Ernst Caramelle (b. 1952 Tyrol, lives Frankfurt) exhibits ‘sun pictures’, created through bleaching paper in the windows of his studio in a process that takes several years to resolve.
Lourdes Castro (b.1930 Madeira, Portugal) is a artists little-known in Britain, whose assemblages and Perspex-pictures have the shadow and silhouette at their heart. During the 1970s she embarked on a series of botanical photograms akin to the 19th-century cyanotypes of English botanist Anna Atkins.
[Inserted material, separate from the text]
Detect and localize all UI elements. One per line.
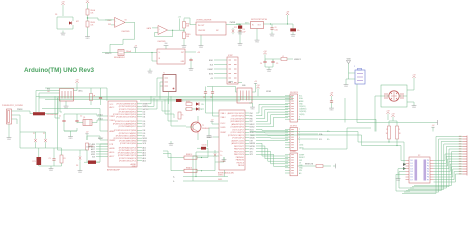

Castro has a retrospective exhibition at the Serralves Museum, Porto in March.
Raphael Hefti (b.1979 Switzerland, lives London) uses photography as part of his wider curiosity about the history of materials, moments and sites of scientific discovery, here showing found photography from industrial archives.
Luca Frei (b. 1976 Switzerland, lives Malmo, Sweden), unearthed the quote lent to the exhibition, and makes installations and paintings that ruminate on time and transformation, here exhibiting subtle gouaches fixed in space by the addition of collage like hands on the face of a clock.
Li Yuan-chia (1929-1994) lived in Cumbria by way of China, Taiwan, Italy and London, where he exhibited at Signals (1963) and Lisson (1965). He imbued philosophy and poetry into his reliefs, paintings and experimental photography, wanting “to go beyond photography’s literal materiality and discover its relationship to the constant processes of transformation in the universe.”